In 1996, he joined the Midweek Mirror, a tabloid paper which later became the Daily Mirror. He was the principal feature writer there at the time (Lalith Alahakoon was the editor and J. S. Tissanayagam worked as sub-editor, while Sivaram ('Taraki') worked as free-lance defense columnist). By now, Akmeemana was focusing on his long fiction and his first novel 'The Mirage' was the result. He later embarked on a career towards honing his skills in photography, and he also predominantly focused on the aspects of photojournalism. He then worked for a short time as a photojournalist for AFP News Agency before becoming the feature writer at The Island newspaper for a brief period.

Akmeemana wrote the unpublished manuscript The Mirage about writer and activist Rajani Thiranagama's life and assassination in a four-month marathon.

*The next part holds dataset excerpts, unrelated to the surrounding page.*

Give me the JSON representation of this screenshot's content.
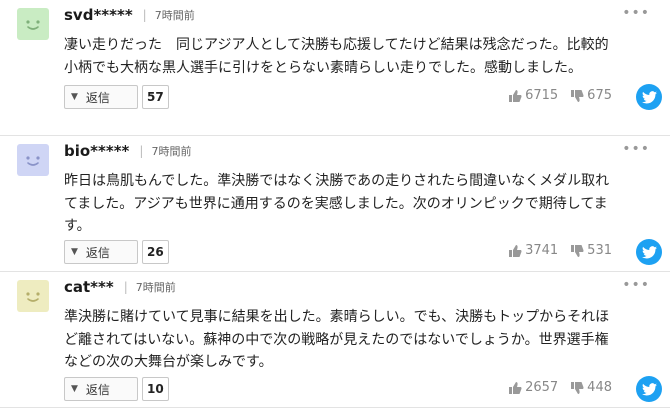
{
  "colors": {
    "twitter": "#1da1f2",
    "avatar_green": "#c9ecc3",
    "avatar_blue": "#cfd5f5",
    "avatar_yellow": "#eeecc0"
  },
  "comments": [
    {
      "user": "svd*****",
      "separator": "|",
      "time": "7時間前",
      "menu": "•••",
      "lines": [
        "凄い走りだった　同じアジア人として決勝も応援してたけど結果は残念だった。比較的",
        "小柄でも大柄な黒人選手に引けをとらない素晴らしい走りでした。感動しました。"
      ],
      "reply_label": "返信",
      "reply_count": "57",
      "likes": "6715",
      "dislikes": "675",
      "avatar_icon": "smiley-face-icon"
    },
    {
      "user": "bio*****",
      "separator": "|",
      "time": "7時間前",
      "menu": "•••",
      "lines": [
        "昨日は鳥肌もんでした。準決勝ではなく決勝であの走りされたら間違いなくメダル取れ",
        "てました。アジアも世界に通用するのを実感しました。次のオリンピックで期待してま",
        "す。"
      ],
      "reply_label": "返信",
      "reply_count": "26",
      "likes": "3741",
      "dislikes": "531",
      "avatar_icon": "smiley-face-icon"
    },
    {
      "user": "cat***",
      "separator": "|",
      "time": "7時間前",
      "menu": "•••",
      "lines": [
        "準決勝に賭けていて見事に結果を出した。素晴らしい。でも、決勝もトップからそれほ",
        "ど離されてはいない。蘇神の中で次の戦略が見えたのではないでしょうか。世界選手権",
        "などの次の大舞台が楽しみです。"
      ],
      "reply_label": "返信",
      "reply_count": "10",
      "likes": "2657",
      "dislikes": "448",
      "avatar_icon": "smiley-face-icon"
    }
  ]
}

It won the Gratiaen Prize in 1997 despite competition from another Sri Lankan writer with a well received book released in a heavily publicized fashion.

He later rejoined as the editor at Daily Mirror and he served in the Daily Mirror's Associate Features column. In 2021, his short story The Lucky Charm was conferred with the first prize in the prose section at the 2021 Literary Competition which was organised and conducted by the English Writers Collective of Sri Lanka. He was also adjudged as the winner of Arts Council Award on few occasions.